I love him because he can work with actors in such a way that a line like “I am Shiva, the god of death,” can sound like perfectly natural speech out of the mouths of both an insane man and a perfectly sane one in Michael Clayton, that he imbues a child’s explanation of a fantasy series with an incredible richness that gives a dignity to it, makes us feel the pull of that fantasy for the person reading it. His language shows us the semi-permeable barriers between madness and sanity and the divine, and he does it in movies about corporations.


I feel the same way about Preston Sturges. The physical comedy in the dining room scene in The Lady Eve is funny, but it’s the verbal translation of the action that makes it brilliant. Something like this sequence:

See those nice store teeth all beaming at you. Oh, she recognizes you! She’s up, she’s down, she can’t make up her mind. She’s up again. She recognizes you! She’s coming over to speak to you. The suspense is killing me. “Why, for heaven’s sake, aren’t you Fuzzy Oathammer I went to manual training school with in Louisville? Oh you’re not? Well, you certainly look exactly like him, it’s certainly a remarkable resemblance… But if you’re not going to ask me to sit down, I suppose you’re not going to ask me to sit down… I’m very sorry, I certainly hope I haven’t caused you any embarrassment, you so and so.”

Is Veronica Geng decades before Veronica Geng, and it’s incredible. Even Buster Keaton, who never gets to talk in his best movies, it’s the writing that matters, the jokes on the title cards, the plotting that creates a mirror image of all the gags.
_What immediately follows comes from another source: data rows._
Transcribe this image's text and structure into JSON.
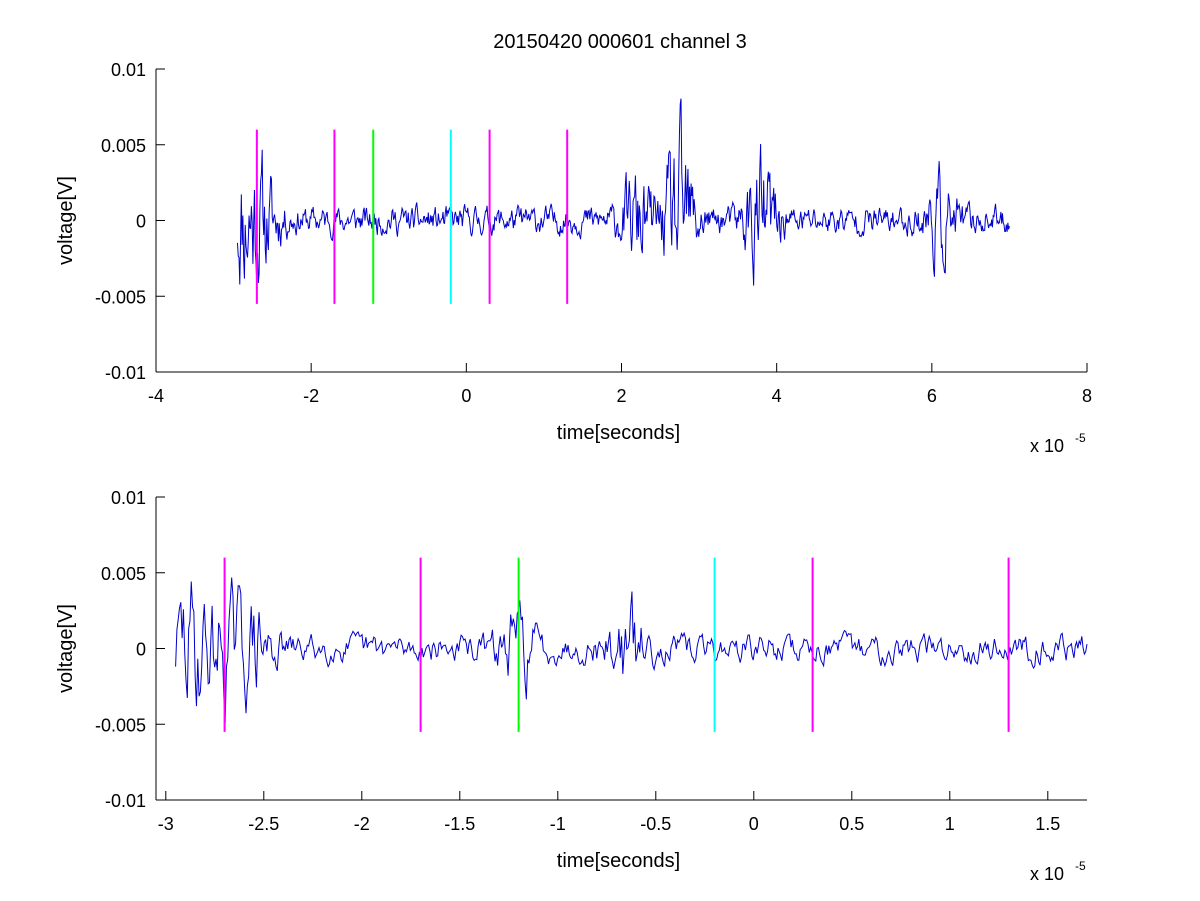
{
  "figure": {
    "title": "20150420 000601 channel 3"
  },
  "colors": {
    "trace": "#0000cc",
    "axes": "#000000",
    "background": "#ffffff"
  },
  "chart_data": [
    {
      "type": "line",
      "title": "20150420 000601 channel 3",
      "xlabel": "time[seconds]",
      "ylabel": "voltage[V]",
      "x_multiplier": "x 10",
      "x_exponent": "-5",
      "xlim": [
        -4,
        8
      ],
      "ylim": [
        -0.01,
        0.01
      ],
      "x_ticks": [
        -4,
        -2,
        0,
        2,
        4,
        6,
        8
      ],
      "x_tick_labels": [
        "-4",
        "-2",
        "0",
        "2",
        "4",
        "6",
        "8"
      ],
      "y_ticks": [
        -0.01,
        -0.005,
        0,
        0.005,
        0.01
      ],
      "y_tick_labels": [
        "-0.01",
        "-0.005",
        "0",
        "0.005",
        "0.01"
      ],
      "grid": false,
      "series": [
        {
          "style": "noise",
          "color": "#0000cc",
          "x_range": [
            -2.95,
            7.0
          ],
          "num_samples": 1000,
          "seed": 11,
          "base_amplitude": 0.0009,
          "bursts": [
            {
              "x": -2.85,
              "amp": 0.0038
            },
            {
              "x": -2.6,
              "amp": 0.0022
            },
            {
              "x": 2.2,
              "amp": 0.0025
            },
            {
              "x": 2.75,
              "amp": 0.0048
            },
            {
              "x": 3.8,
              "amp": 0.0038
            },
            {
              "x": 6.1,
              "amp": 0.0022
            }
          ]
        }
      ],
      "markers": [
        {
          "x": -2.7,
          "color": "#ff00ff",
          "y_range": [
            -0.0055,
            0.006
          ]
        },
        {
          "x": -1.7,
          "color": "#ff00ff",
          "y_range": [
            -0.0055,
            0.006
          ]
        },
        {
          "x": -1.2,
          "color": "#00ff00",
          "y_range": [
            -0.0055,
            0.006
          ]
        },
        {
          "x": -0.2,
          "color": "#00ffff",
          "y_range": [
            -0.0055,
            0.006
          ]
        },
        {
          "x": 0.3,
          "color": "#ff00ff",
          "y_range": [
            -0.0055,
            0.006
          ]
        },
        {
          "x": 1.3,
          "color": "#ff00ff",
          "y_range": [
            -0.0055,
            0.006
          ]
        }
      ]
    },
    {
      "type": "line",
      "title": "",
      "xlabel": "time[seconds]",
      "ylabel": "voltage[V]",
      "x_multiplier": "x 10",
      "x_exponent": "-5",
      "xlim": [
        -3.05,
        1.7
      ],
      "ylim": [
        -0.01,
        0.01
      ],
      "x_ticks": [
        -3,
        -2.5,
        -2,
        -1.5,
        -1,
        -0.5,
        0,
        0.5,
        1,
        1.5
      ],
      "x_tick_labels": [
        "-3",
        "-2.5",
        "-2",
        "-1.5",
        "-1",
        "-0.5",
        "0",
        "0.5",
        "1",
        "1.5"
      ],
      "y_ticks": [
        -0.01,
        -0.005,
        0,
        0.005,
        0.01
      ],
      "y_tick_labels": [
        "-0.01",
        "-0.005",
        "0",
        "0.005",
        "0.01"
      ],
      "grid": false,
      "series": [
        {
          "style": "noise",
          "color": "#0000cc",
          "x_range": [
            -2.95,
            1.7
          ],
          "num_samples": 700,
          "seed": 29,
          "base_amplitude": 0.0009,
          "bursts": [
            {
              "x": -2.88,
              "amp": 0.0042
            },
            {
              "x": -2.7,
              "amp": 0.003
            },
            {
              "x": -2.55,
              "amp": 0.0025
            },
            {
              "x": -1.2,
              "amp": 0.0022
            },
            {
              "x": -0.65,
              "amp": 0.0025
            }
          ]
        }
      ],
      "markers": [
        {
          "x": -2.7,
          "color": "#ff00ff",
          "y_range": [
            -0.0055,
            0.006
          ]
        },
        {
          "x": -1.7,
          "color": "#ff00ff",
          "y_range": [
            -0.0055,
            0.006
          ]
        },
        {
          "x": -1.2,
          "color": "#00ff00",
          "y_range": [
            -0.0055,
            0.006
          ]
        },
        {
          "x": -0.2,
          "color": "#00ffff",
          "y_range": [
            -0.0055,
            0.006
          ]
        },
        {
          "x": 0.3,
          "color": "#ff00ff",
          "y_range": [
            -0.0055,
            0.006
          ]
        },
        {
          "x": 1.3,
          "color": "#ff00ff",
          "y_range": [
            -0.0055,
            0.006
          ]
        }
      ]
    }
  ]
}
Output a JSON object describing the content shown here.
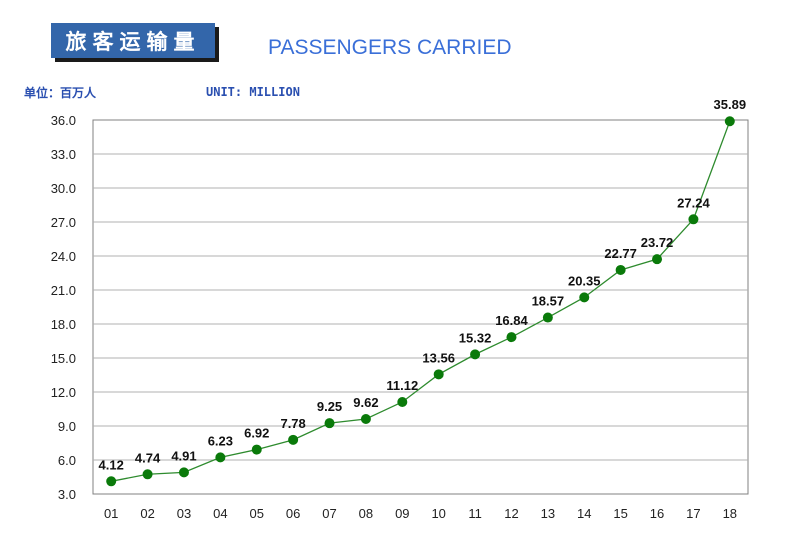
{
  "header": {
    "title_cn": "旅客运输量",
    "title_en": "PASSENGERS CARRIED",
    "unit_cn": "单位：百万人",
    "unit_en": "UNIT: MILLION"
  },
  "chart_data": {
    "type": "line",
    "title": "PASSENGERS CARRIED",
    "categories": [
      "01",
      "02",
      "03",
      "04",
      "05",
      "06",
      "07",
      "08",
      "09",
      "10",
      "11",
      "12",
      "13",
      "14",
      "15",
      "16",
      "17",
      "18"
    ],
    "series": [
      {
        "values": [
          4.12,
          4.74,
          4.91,
          6.23,
          6.92,
          7.78,
          9.25,
          9.62,
          11.12,
          13.56,
          15.32,
          16.84,
          18.57,
          20.35,
          22.77,
          23.72,
          27.24,
          35.89
        ],
        "labels": [
          "4.12",
          "4.74",
          "4.91",
          "6.23",
          "6.92",
          "7.78",
          "9.25",
          "9.62",
          "11.12",
          "13.56",
          "15.32",
          "16.84",
          "18.57",
          "20.35",
          "22.77",
          "23.72",
          "27.24",
          "35.89"
        ]
      }
    ],
    "ylim": [
      3.0,
      36.0
    ],
    "yticks": [
      "3.0",
      "6.0",
      "9.0",
      "12.0",
      "15.0",
      "18.0",
      "21.0",
      "24.0",
      "27.0",
      "30.0",
      "33.0",
      "36.0"
    ],
    "grid": true,
    "legend": "none",
    "colors": {
      "line": "#2e8b2e",
      "marker": "#0a7a0a",
      "grid": "#b0b0b0"
    }
  }
}
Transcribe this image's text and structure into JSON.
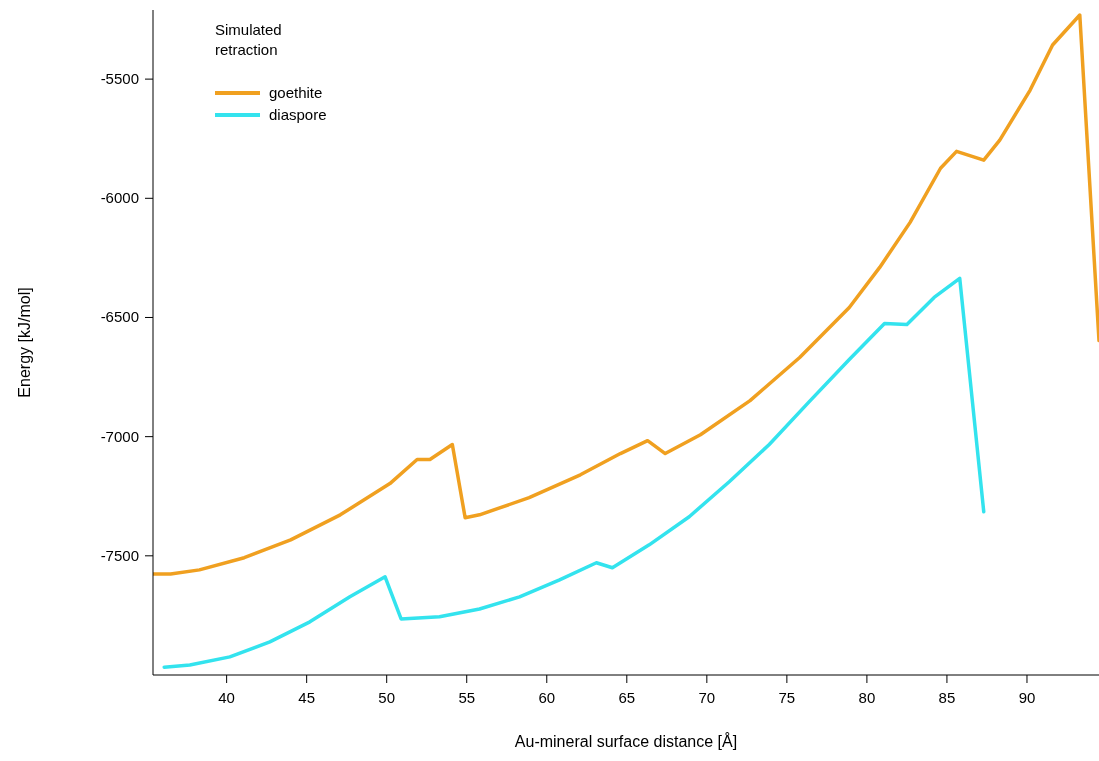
{
  "chart_data": {
    "type": "line",
    "xlabel": "Au-mineral surface distance [Å]",
    "ylabel": "Energy [kJ/mol]",
    "legend_title": "Simulated retraction",
    "legend": "top left",
    "grid": false,
    "line_style": "solid",
    "marker": "none",
    "xlim": [
      35.4,
      94.5
    ],
    "ylim": [
      -8000,
      -5210
    ],
    "xticks": [
      40,
      45,
      50,
      55,
      60,
      65,
      70,
      75,
      80,
      85,
      90
    ],
    "yticks": [
      -7500,
      -7000,
      -6500,
      -6000,
      -5500
    ],
    "series": [
      {
        "name": "goethite",
        "color": "#f0a020",
        "x": [
          35.4,
          36.5,
          38.3,
          41.1,
          44,
          47.1,
          50.2,
          51.9,
          52.7,
          54.1,
          54.9,
          55.8,
          58.9,
          62.1,
          64.6,
          66.3,
          67.4,
          69.6,
          72.7,
          75.8,
          78.9,
          80.8,
          82.7,
          84.6,
          85.6,
          87.3,
          88.3,
          90.2,
          91.6,
          93.3,
          94.5
        ],
        "values": [
          -7576,
          -7576,
          -7559,
          -7508,
          -7433,
          -7328,
          -7197,
          -7096,
          -7096,
          -7033,
          -7340,
          -7328,
          -7256,
          -7160,
          -7071,
          -7017,
          -7071,
          -6992,
          -6849,
          -6668,
          -6458,
          -6290,
          -6101,
          -5874,
          -5803,
          -5840,
          -5756,
          -5546,
          -5357,
          -5231,
          -6597
        ]
      },
      {
        "name": "diaspore",
        "color": "#33e3ee",
        "x": [
          36.1,
          37.7,
          40.2,
          42.7,
          45.2,
          47.7,
          49.9,
          50.9,
          53.3,
          55.8,
          58.3,
          60.8,
          63.1,
          64.1,
          66.4,
          68.9,
          71.4,
          73.9,
          76.4,
          78.9,
          81.1,
          82.5,
          84.2,
          85.8,
          87.3
        ],
        "values": [
          -7967,
          -7958,
          -7924,
          -7861,
          -7777,
          -7672,
          -7588,
          -7765,
          -7756,
          -7723,
          -7672,
          -7601,
          -7529,
          -7550,
          -7454,
          -7336,
          -7189,
          -7033,
          -6853,
          -6676,
          -6525,
          -6529,
          -6416,
          -6336,
          -7315
        ]
      }
    ]
  }
}
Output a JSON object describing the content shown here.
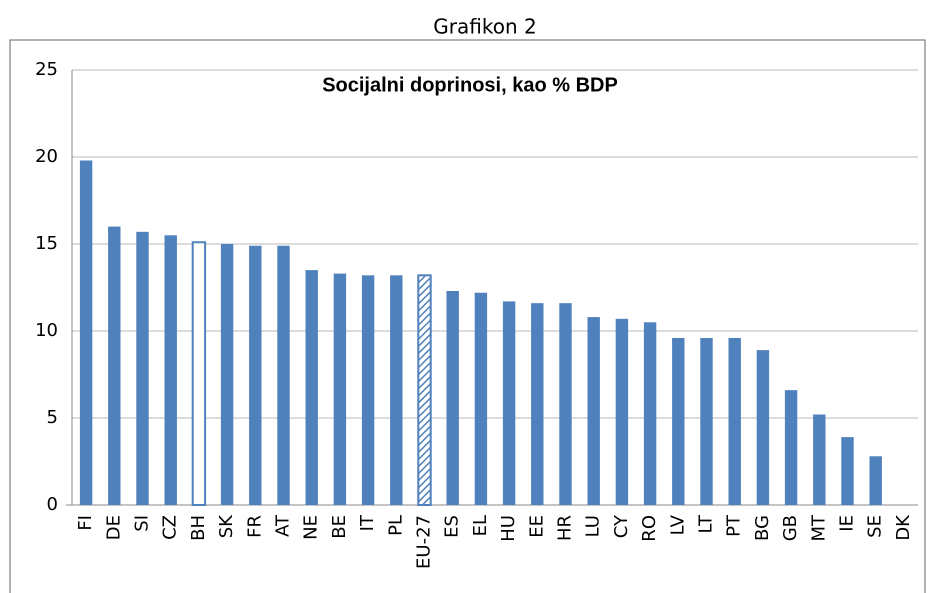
{
  "heading": "Grafikon 2",
  "chart_data": {
    "type": "bar",
    "title": "Socijalni doprinosi, kao % BDP",
    "categories": [
      "FI",
      "DE",
      "SI",
      "CZ",
      "BH",
      "SK",
      "FR",
      "AT",
      "NE",
      "BE",
      "IT",
      "PL",
      "EU-27",
      "ES",
      "EL",
      "HU",
      "EE",
      "HR",
      "LU",
      "CY",
      "RO",
      "LV",
      "LT",
      "PT",
      "BG",
      "GB",
      "MT",
      "IE",
      "SE",
      "DK"
    ],
    "values": [
      19.8,
      16.0,
      15.7,
      15.5,
      15.1,
      15.0,
      14.9,
      14.9,
      13.5,
      13.3,
      13.2,
      13.2,
      13.2,
      12.3,
      12.2,
      11.7,
      11.6,
      11.6,
      10.8,
      10.7,
      10.5,
      9.6,
      9.6,
      9.6,
      8.9,
      6.6,
      5.2,
      3.9,
      2.8,
      0
    ],
    "bar_styles": [
      "solid",
      "solid",
      "solid",
      "solid",
      "outline",
      "solid",
      "solid",
      "solid",
      "solid",
      "solid",
      "solid",
      "solid",
      "hatch",
      "solid",
      "solid",
      "solid",
      "solid",
      "solid",
      "solid",
      "solid",
      "solid",
      "solid",
      "solid",
      "solid",
      "solid",
      "solid",
      "solid",
      "solid",
      "solid",
      "solid"
    ],
    "color": "#4f81bd",
    "ylim": [
      0,
      25
    ],
    "yticks": [
      0,
      5,
      10,
      15,
      20,
      25
    ],
    "grid": true
  }
}
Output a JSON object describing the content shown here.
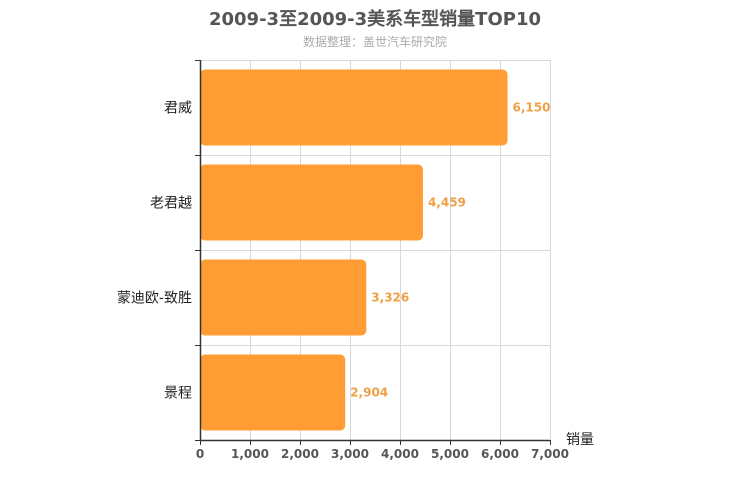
{
  "chart_data": {
    "type": "bar",
    "orientation": "horizontal",
    "title": "2009-3至2009-3美系车型销量TOP10",
    "subtitle": "数据整理：盖世汽车研究院",
    "xlabel": "销量",
    "ylabel": "",
    "categories": [
      "君威",
      "老君越",
      "蒙迪欧-致胜",
      "景程"
    ],
    "values": [
      6150,
      4459,
      3326,
      2904
    ],
    "value_labels": [
      "6,150",
      "4,459",
      "3,326",
      "2,904"
    ],
    "xlim": [
      0,
      7000
    ],
    "x_ticks": [
      0,
      1000,
      2000,
      3000,
      4000,
      5000,
      6000,
      7000
    ],
    "x_tick_labels": [
      "0",
      "1,000",
      "2,000",
      "3,000",
      "4,000",
      "5,000",
      "6,000",
      "7,000"
    ],
    "grid": true,
    "legend": "none",
    "colors": {
      "bar": "#ff9c33",
      "value_label": "#f0a044",
      "grid": "#d8d8d8",
      "axis": "#333333",
      "title": "#555555",
      "subtitle": "#aaaaaa"
    }
  }
}
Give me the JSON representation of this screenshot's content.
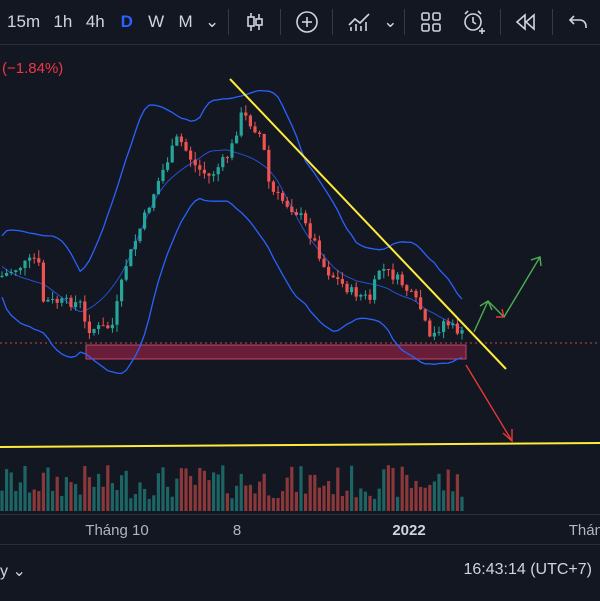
{
  "toolbar": {
    "timeframes": [
      "15m",
      "1h",
      "4h",
      "D",
      "W",
      "M"
    ],
    "active_timeframe": "D",
    "dropdown_glyph": "⌄",
    "icons": [
      "candles-icon",
      "add-indicator-icon",
      "indicators-icon",
      "layout-icon",
      "alert-icon",
      "replay-icon",
      "undo-icon"
    ]
  },
  "header": {
    "change_percent": "(−1.84%)"
  },
  "chart_data": {
    "type": "candlestick",
    "title": "",
    "xlabel": "",
    "ylabel": "",
    "x_ticks": [
      "Tháng 10",
      "8",
      "2022",
      "Tháng"
    ],
    "trendlines": [
      "descending-resistance",
      "horizontal-level"
    ],
    "support_zone": true,
    "bollinger_bands": true,
    "volume": true,
    "projection_arrows": [
      "down-red",
      "up-green"
    ]
  },
  "colors": {
    "background": "#131722",
    "bull": "#26a69a",
    "bear": "#ef5350",
    "band": "#2962ff",
    "trendline": "#ffeb3b",
    "zone": "#7a1f3d",
    "projection_up": "#4caf50",
    "projection_down": "#e53935"
  },
  "footer": {
    "range_suffix": "y ⌄",
    "clock": "16:43:14 (UTC+7)"
  }
}
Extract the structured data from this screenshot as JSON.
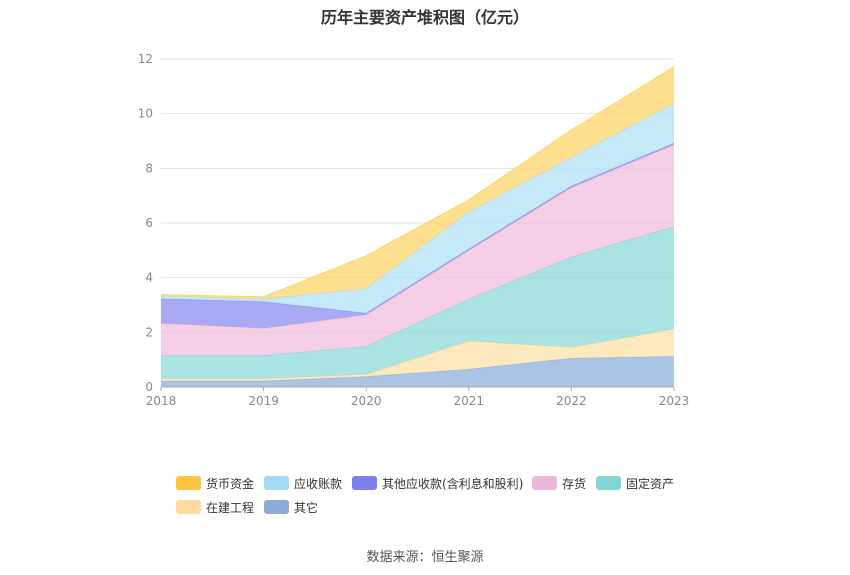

Anyway, I’m way off-topic here. All I meant to say is that when it comes to the movies, rather than film as a whole, the rigor of the plotting and dialogue are the bones to me, and the execution and visual expression of those plots and themes are what matter most. If you want me to love something else, I’m open to it. But I want to be persuaded, rather than pandered to.

The Band Isn’t Getting Back Together

Given that Mark Wahlberg’s career has really, truly taken off, moving both into comedy with The Other Guys and back into Oscar territory with The Fighter, I sort of doubt he and the rest of the gang will ever get back together to make The Brazilian Job. A sequel to The Italian Job was never strictly necessary, from a narrative or any other standpoint, but in that moment when Ocean’s Eleven squeezed so much fun out of a light caper movie with a sophisticated cast, it would have been diverting. And more importantly, it might have given Jason Statham the opportunity, nay, required him, to be something other than grimly determined:

I still need to see The Bank Job at some point (is Statham only allowed to express emotion in movies with “job” in the title?), but even thought what he’s been given to do is somewhat limited, the man has a body he can put to other uses than mayhem, and an ironical, winning smile. It’s dull watching him stride away from explosions and fight people all the time—he’s beyond aplomb and into boredom:

Maybe he can teach Ben Foster how to walk away from gas station conflagrations with his mouth set and his sunglasses firmly in place, and then go on to other things? And no, voicing Tybalt in the animated movie Gnomeo and Juliet doesn’t count.